= Chon Day =

American cartoonist

Chauncey Addison "Chon" Day (April 6, 1907 – Jan 1, 2000) was an American cartoonist whose cartoons appeared in The Saturday Evening Post, The New Yorker and other magazines.

Born in Chatham, New Jersey, Day attended Lehigh University in 1926, where he drew for the college's humor magazine, The Burr. He left Lehigh after one year and in 1929 enrolled at New York City's Art Students League, where he studied under Boardman Robinson, George Bridgman and John Sloan. That same year his cartoons were first published in national magazines.

==Brother Sebastian==
Day's cartoon series Brother Sebastian began in 1954 in the magazine Look, where it ran for years. These cartoons were collected in several Doubleday books, Brother Sebastian (1957), Brother Sebastian Carries On (1959), and Brother Sebastian at Large (1961), reprinted in paperback by Pocket Books.

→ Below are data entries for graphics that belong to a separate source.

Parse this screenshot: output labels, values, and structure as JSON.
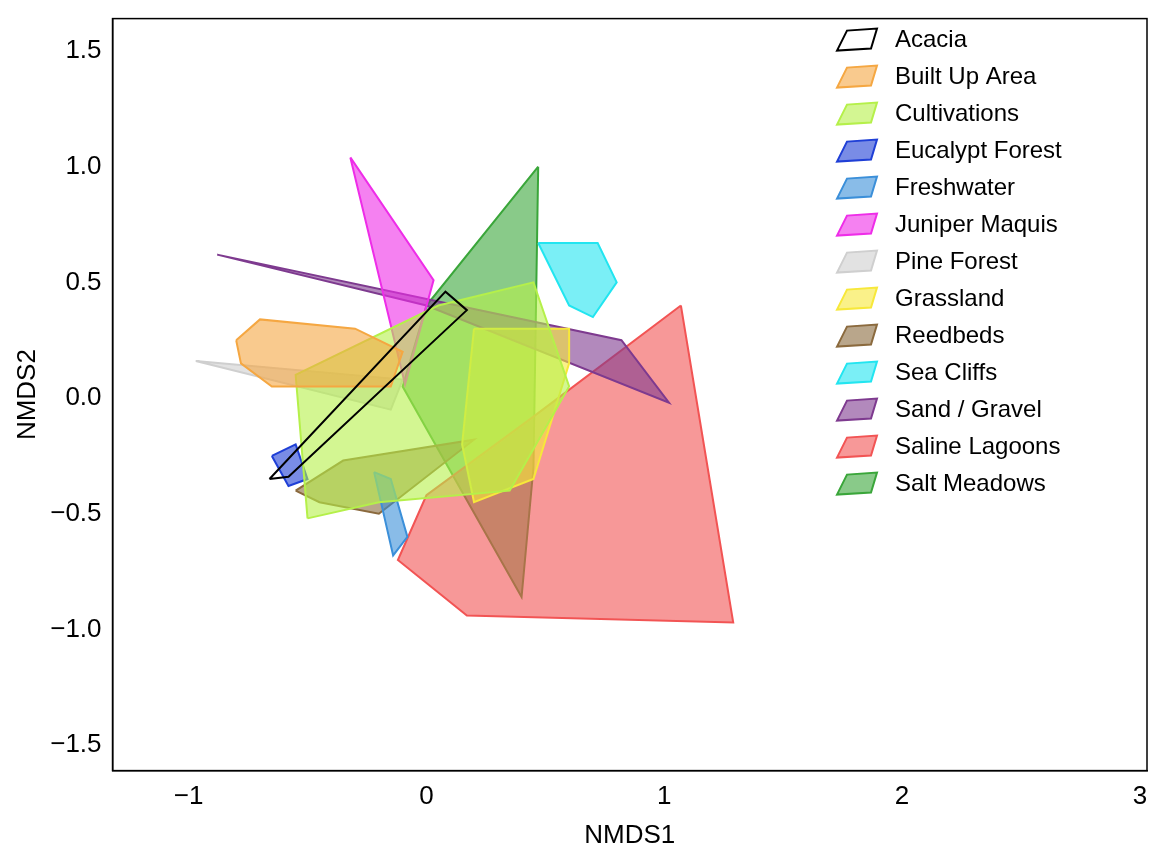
{
  "chart_data": {
    "type": "scatter",
    "x_label": "NMDS1",
    "y_label": "NMDS2",
    "xlim": [
      -1.32,
      3.03
    ],
    "ylim": [
      -1.61,
      1.64
    ],
    "xticks": [
      {
        "value": -1,
        "label": "−1"
      },
      0,
      1,
      2,
      3
    ],
    "yticks": [
      {
        "value": -1.5,
        "label": "−1.5"
      },
      {
        "value": -1,
        "label": "−1.0"
      },
      {
        "value": -0.5,
        "label": "−0.5"
      },
      {
        "value": 0,
        "label": "0.0"
      },
      0.5,
      {
        "value": 1,
        "label": "1.0"
      },
      1.5
    ],
    "grid": false,
    "legend": "upper right",
    "series": [
      {
        "name": "Acacia",
        "type": "line",
        "color": "#000000",
        "values": [
          [
            -0.66,
            -0.35
          ],
          [
            -0.58,
            -0.34
          ],
          [
            0.17,
            0.38
          ],
          [
            0.08,
            0.46
          ]
        ]
      },
      {
        "name": "Built Up Area",
        "type": "area",
        "color": "#f5a742",
        "values": [
          [
            -0.8,
            0.25
          ],
          [
            -0.7,
            0.34
          ],
          [
            -0.3,
            0.3
          ],
          [
            -0.1,
            0.2
          ],
          [
            -0.15,
            0.05
          ],
          [
            -0.65,
            0.05
          ],
          [
            -0.78,
            0.15
          ]
        ]
      },
      {
        "name": "Cultivations",
        "type": "area",
        "color": "#b5f04a",
        "values": [
          [
            -0.5,
            -0.52
          ],
          [
            -0.2,
            -0.45
          ],
          [
            0.35,
            -0.4
          ],
          [
            0.6,
            0.05
          ],
          [
            0.45,
            0.5
          ],
          [
            0.05,
            0.4
          ],
          [
            -0.55,
            0.1
          ]
        ]
      },
      {
        "name": "Eucalypt Forest",
        "type": "area",
        "color": "#1f3fd6",
        "values": [
          [
            -0.65,
            -0.25
          ],
          [
            -0.55,
            -0.2
          ],
          [
            -0.5,
            -0.35
          ],
          [
            -0.58,
            -0.38
          ]
        ]
      },
      {
        "name": "Freshwater",
        "type": "area",
        "color": "#3b8fd9",
        "values": [
          [
            -0.22,
            -0.32
          ],
          [
            -0.15,
            -0.35
          ],
          [
            -0.08,
            -0.6
          ],
          [
            -0.14,
            -0.68
          ]
        ]
      },
      {
        "name": "Juniper Maquis",
        "type": "area",
        "color": "#ee2de8",
        "values": [
          [
            -0.32,
            1.04
          ],
          [
            0.03,
            0.51
          ],
          [
            -0.09,
            0.06
          ]
        ]
      },
      {
        "name": "Pine Forest",
        "type": "area",
        "color": "#cfcfcf",
        "values": [
          [
            -0.97,
            0.16
          ],
          [
            -0.1,
            0.08
          ],
          [
            -0.15,
            -0.05
          ]
        ]
      },
      {
        "name": "Grassland",
        "type": "area",
        "color": "#f7e83a",
        "values": [
          [
            0.2,
            0.3
          ],
          [
            0.6,
            0.3
          ],
          [
            0.6,
            0.15
          ],
          [
            0.45,
            -0.35
          ],
          [
            0.2,
            -0.45
          ],
          [
            0.15,
            -0.2
          ]
        ]
      },
      {
        "name": "Reedbeds",
        "type": "area",
        "color": "#8b6a3e",
        "values": [
          [
            -0.55,
            -0.4
          ],
          [
            -0.35,
            -0.27
          ],
          [
            0.2,
            -0.18
          ],
          [
            -0.2,
            -0.5
          ],
          [
            -0.45,
            -0.45
          ]
        ]
      },
      {
        "name": "Sea Cliffs",
        "type": "area",
        "color": "#22e5f0",
        "values": [
          [
            0.47,
            0.67
          ],
          [
            0.72,
            0.67
          ],
          [
            0.8,
            0.5
          ],
          [
            0.7,
            0.35
          ],
          [
            0.6,
            0.4
          ]
        ]
      },
      {
        "name": "Sand / Gravel",
        "type": "area",
        "color": "#7e3a8f",
        "values": [
          [
            -0.88,
            0.62
          ],
          [
            0.82,
            0.25
          ],
          [
            1.02,
            -0.02
          ],
          [
            0.0,
            0.4
          ]
        ]
      },
      {
        "name": "Saline Lagoons",
        "type": "area",
        "color": "#f25454",
        "values": [
          [
            1.07,
            0.4
          ],
          [
            1.29,
            -0.97
          ],
          [
            0.17,
            -0.94
          ],
          [
            -0.12,
            -0.7
          ],
          [
            0.0,
            -0.42
          ],
          [
            0.45,
            -0.08
          ]
        ]
      },
      {
        "name": "Salt Meadows",
        "type": "area",
        "color": "#3aa63a",
        "values": [
          [
            0.47,
            1.0
          ],
          [
            0.45,
            -0.3
          ],
          [
            0.4,
            -0.86
          ],
          [
            -0.1,
            0.05
          ],
          [
            0.0,
            0.4
          ]
        ]
      }
    ]
  }
}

Day described his character in the introduction to Brother Sebastian at Large:
It is a pleasure to bring you a new book of our gentle, imperturbable monk, Brother Sebastian. Now seven years old, he still retains the qualities with which he was born—his hearty appetite for fun (and his large waistline); his love for children, dogs, and underdogs; his tendency to be the "quiet type"; his good-humored but faithful dedication. His glasses are for neither nearsightedness nor farsightedness but are precisely fitted for impish antics.

==Awards==
Day received the National Cartoonists Society Gag Cartoon Award for 1956, 1962, and 1970, plus their Special Features Award for Brother Sebastian in 1969.

Day died in 2000, according to The Saturday Evening Post (May 2000), where he had been their "longest running cartoonist" for more than half a century.